This method calculates the full variety of messages posted by essentially the most energetic users. The number itself can strongly vary for various topics, so I take advantage of percentages as each outputs. With this function, we are able to compare results for various hashtags:

# Calculate 
percentage, messages1 = get_cumulative_percent(df_climate)
_, messages2 = get_cumulative_percent(df_politics)
_, messages3 = get_cumulative_percent(df_cats)
_, messages4 = get_cumulative_percent(df_humour)
_, messages5 = get_cumulative_percent(df_space)
_, messages6 = get_cumulative_percent(df_war)

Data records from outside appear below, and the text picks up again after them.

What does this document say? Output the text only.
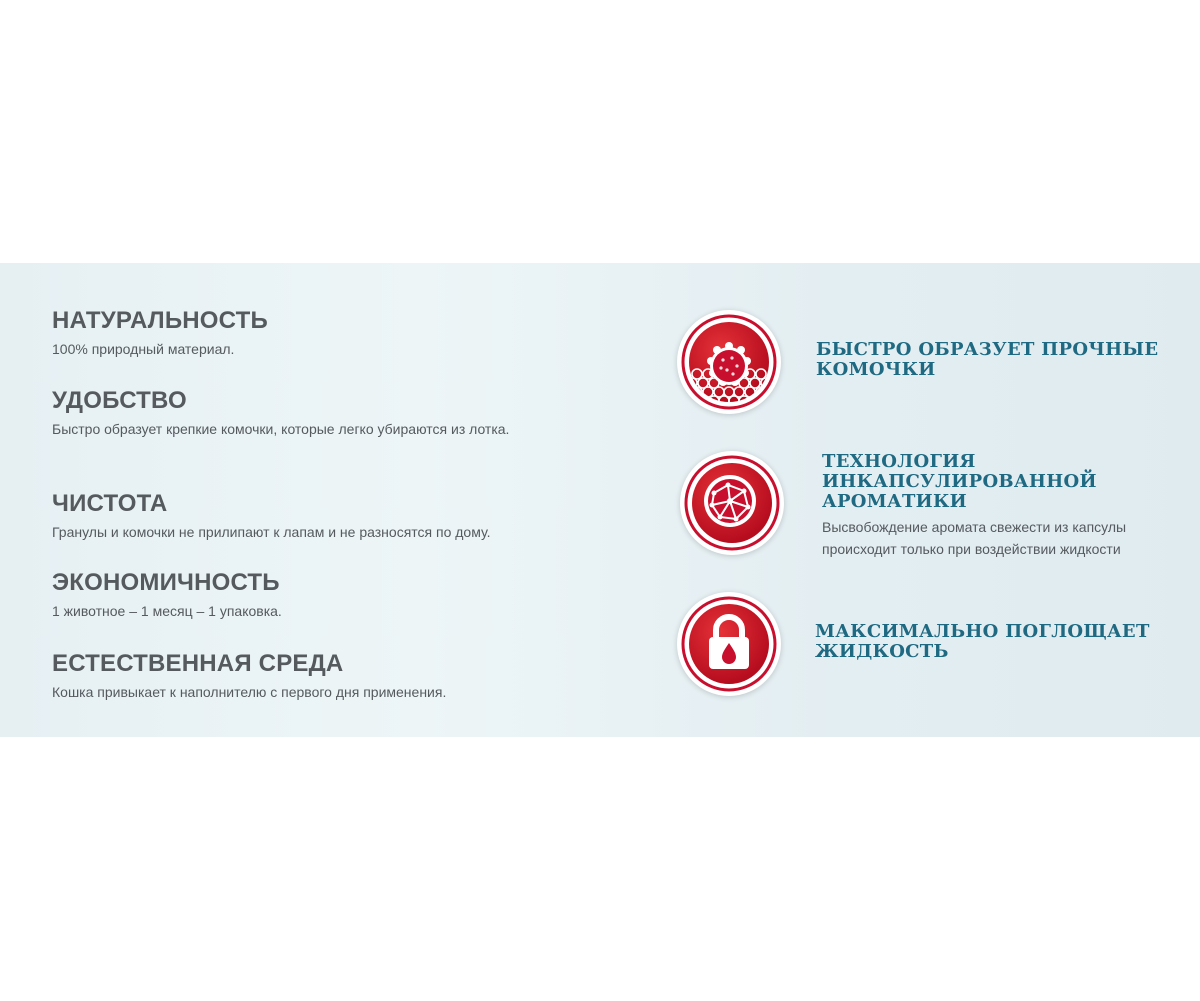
НАТУРАЛЬНОСТЬ

100% природный материал.

УДОБСТВО

Быстро образует крепкие комочки, которые легко убираются из лотка.

ЧИСТОТА

Гранулы и комочки не прилипают к лапам и не разносятся по дому.

ЭКОНОМИЧНОСТЬ

1 животное – 1 месяц – 1 упаковка.

ЕСТЕСТВЕННАЯ СРЕДА

Кошка привыкает к наполнителю с первого дня применения.

БЫСТРО ОБРАЗУЕТ ПРОЧНЫЕ
КОМОЧКИ
ТЕХНОЛОГИЯ
ИНКАПСУЛИРОВАННОЙ
АРОМАТИКИ
Высвобождение аромата свежести из капсулы
происходит только при воздействии жидкости
МАКСИМАЛЬНО ПОГЛОЩАЕТ
ЖИДКОСТЬ
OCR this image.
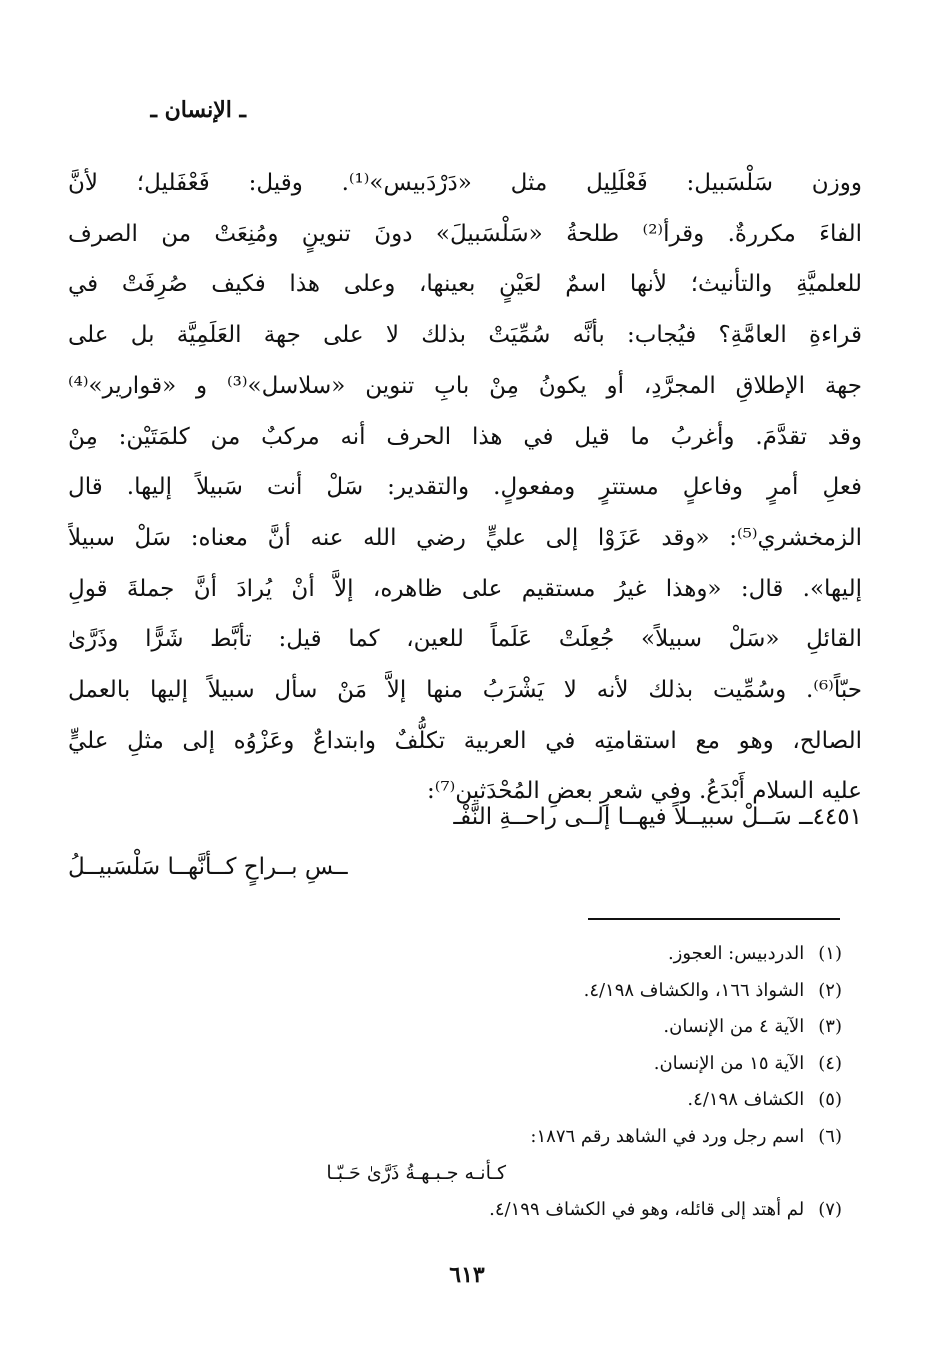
ـ الإنسان ـ
ووزن سَلْسَبيل: فَعْلَلِيل مثل «دَرْدَبيس»⁽¹⁾. وقيل: فَعْفَليل؛ لأنَّ
الفاءَ مكررةٌ. وقرأ⁽²⁾ طلحةُ «سَلْسَبيلَ» دونَ تنوينٍ ومُنِعَتْ من الصرف
للعلميَّةِ والتأنيث؛ لأنها اسمٌ لعَيْنٍ بعينها، وعلى هذا فكيف صُرِفَتْ في
قراءةِ العامَّةِ؟ فيُجاب: بأنَّه سُمِّيَتْ بذلك لا على جهة العَلَمِيَّة بل على
جهة الإطلاقِ المجرَّدِ، أو يكونُ مِنْ بابِ تنوين «سلاسل»⁽³⁾ و «قوارير»⁽⁴⁾
وقد تقدَّمَ. وأغربُ ما قيل في هذا الحرف أنه مركبٌ من كلمَتَيْن: مِنْ
فعلِ أمرٍ وفاعلٍ مستترٍ ومفعولٍ. والتقدير: سَلْ أنت سَبيلاً إليها. قال
الزمخشري⁽⁵⁾: «وقد عَزَوْا إلى عليٍّ رضي الله عنه أنَّ معناه: سَلْ سبيلاً
إليها». قال: «وهذا غيرُ مستقيم على ظاهره، إلاَّ أنْ يُرادَ أنَّ جملةَ قولِ
القائلِ «سَلْ سبيلاً» جُعِلَتْ عَلَماً للعين، كما قيل: تأبَّط شَرًّا وذَرَّىٰ
حبّاً⁽⁶⁾. وسُمِّيت بذلك لأنه لا يَشْرَبُ منها إلاَّ مَنْ سأل سبيلاً إليها بالعمل
الصالح، وهو مع استقامتِه في العربية تكلُّفٌ وابتداعٌ وعَزْوُه إلى مثلِ عليٍّ
عليه السلام أَبْدَعُ. وفي شعرِ بعضِ المُحْدَثين⁽⁷⁾:
٤٤٥١ــ سَــلْ سبيــلاً فيهــا إلــى راحــةِ النَّفْـ
ــسِ بــراحٍ كــأنَّهــا سَلْسَبيــلُ
(١)الدردبيس: العجوز.
(٢)الشواذ ١٦٦، والكشاف ٤/١٩٨.
(٣)الآية ٤ من الإنسان.
(٤)الآية ١٥ من الإنسان.
(٥)الكشاف ٤/١٩٨.
(٦)اسم رجل ورد في الشاهد رقم ١٨٧٦:
كـأنـه جـبـهـةُ ذَرَّىٰ حَـبّـا
(٧)لم أهتد إلى قائله، وهو في الكشاف ٤/١٩٩.
٦١٣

labels = ['#Climate', '#Politics', '#Cats', '#Humour', '#Space', '#War']
messages = [messages1, messages2, messages3, messages4, messages5, messages6]

# Draw
palette = Spectral6
p = figure(width=1200, height=400,
title="Twitter messages per user percentage ratio",
x_axis_label='Percentage of users',
y_axis_label='Percentage of messages')
for ind in range(6):
p.line(percentage, messages[ind], line_width=2, color=palette[ind], legend_label=labels[ind])
p.x_range.end = 100
p.y_range.start = 0
p.y_range.end = 100
p.xaxis.ticker.desired_num_ticks = 10
p.legend.location = 'bottom_right'
p.toolbar_location = None
show(p)

Because each axes are “normalized” to 0..100%, it is straightforward to check results for various topics:

Distribution of messages made by most energetic users, Image by creator

Again, the result looks interesting. We are able to see that the distribution is strongly skewed: 10% of essentially the most energetic users are posting 50–60% of the messages (spoiler alert: as we’ll see soon, not all of them are humans;).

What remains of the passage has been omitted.